|
The idea that this airbox is supposed to have some function above freezing temps was new to me. On the next-to-last day of Winter here, it was 81 degrees when I opened the airbox and found the flap midway positioned such that if there were indeed such a thing as wind chill without evaporation, this one would have closed off the cold air intake as soon as the "chilled" 81-degree air started streaming in the little funnel.
So, with this thread in recent memory, I pulled the airbox thermostat and went to the shelf for a new one. While digging out the new part, I checked the log for this car and found I had done this March 16, 2010.
Somehow I cannot justify replacing this thermostat the equivalent of four times as often as changing the air filter, even if there is some correlation to fuel economy I can't seem to perceive. Above freezing, I still believe the warmed-up motor uses cold air quite efficiently, especially with the Bosch AMM which does measure mass and knows the air temperature.

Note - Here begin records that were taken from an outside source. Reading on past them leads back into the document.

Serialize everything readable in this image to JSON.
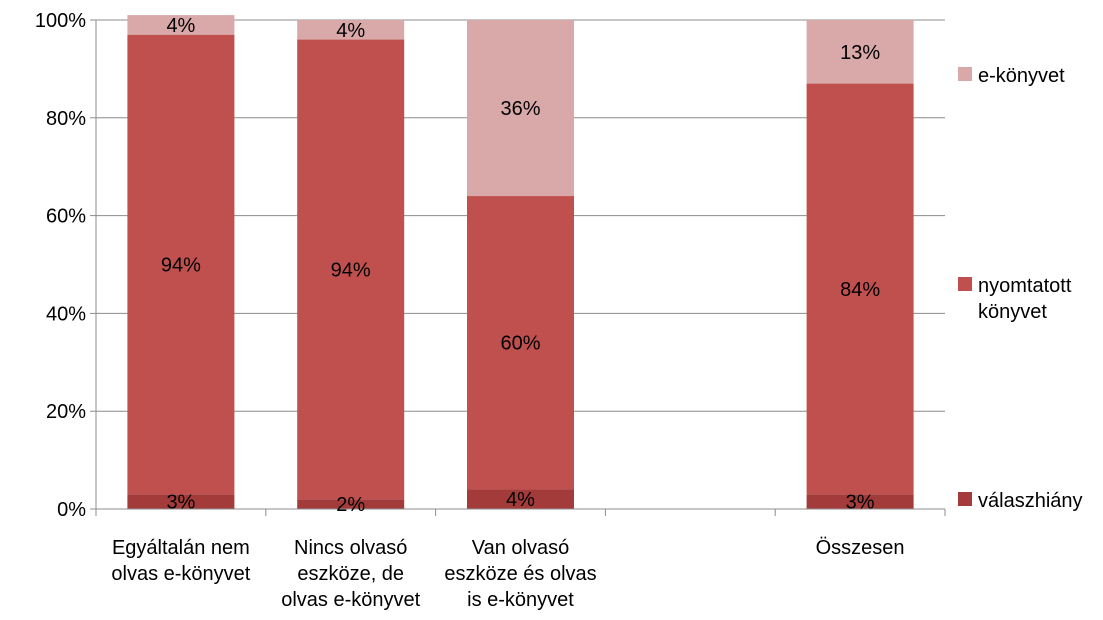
{
  "chart_data": {
    "type": "bar",
    "stacked": true,
    "percent_axis": true,
    "categories": [
      [
        "Egyáltalán nem",
        "olvas e-könyvet"
      ],
      [
        "Nincs olvasó",
        "eszköze, de",
        "olvas e-könyvet"
      ],
      [
        "Van olvasó",
        "eszköze és olvas",
        "is e-könyvet"
      ],
      [],
      [
        "Összesen"
      ]
    ],
    "series": [
      {
        "name": "válaszhiány",
        "color": "#A33B3B",
        "values": [
          3,
          2,
          4,
          null,
          3
        ]
      },
      {
        "name": "nyomtatott könyvet",
        "legend_lines": [
          "nyomtatott",
          "könyvet"
        ],
        "color": "#C0504D",
        "values": [
          94,
          94,
          60,
          null,
          84
        ]
      },
      {
        "name": "e-könyvet",
        "color": "#D9A9AA",
        "values": [
          4,
          4,
          36,
          null,
          13
        ]
      }
    ],
    "data_labels": [
      [
        "3%",
        "2%",
        "4%",
        "",
        "3%"
      ],
      [
        "94%",
        "94%",
        "60%",
        "",
        "84%"
      ],
      [
        "4%",
        "4%",
        "36%",
        "",
        "13%"
      ]
    ],
    "y_ticks": [
      "0%",
      "20%",
      "40%",
      "60%",
      "80%",
      "100%"
    ],
    "ylim": [
      0,
      100
    ],
    "grid": true,
    "legend_position": "right"
  }
}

On the whole I am not into thinking I can better engineer every system that fails in these cars, and more likely to pursue the understanding behind the original design than to modify it. Two instances I can think of where time seems to have convinced me otherwise are this airbox thermostat (longevity obviously) and the terminals on the afterthought Temp Faker board in the instrument cluster.




--
Art Benstein near Baltimore
Marriage is a relationship in which one person is always right, and the other is a husband.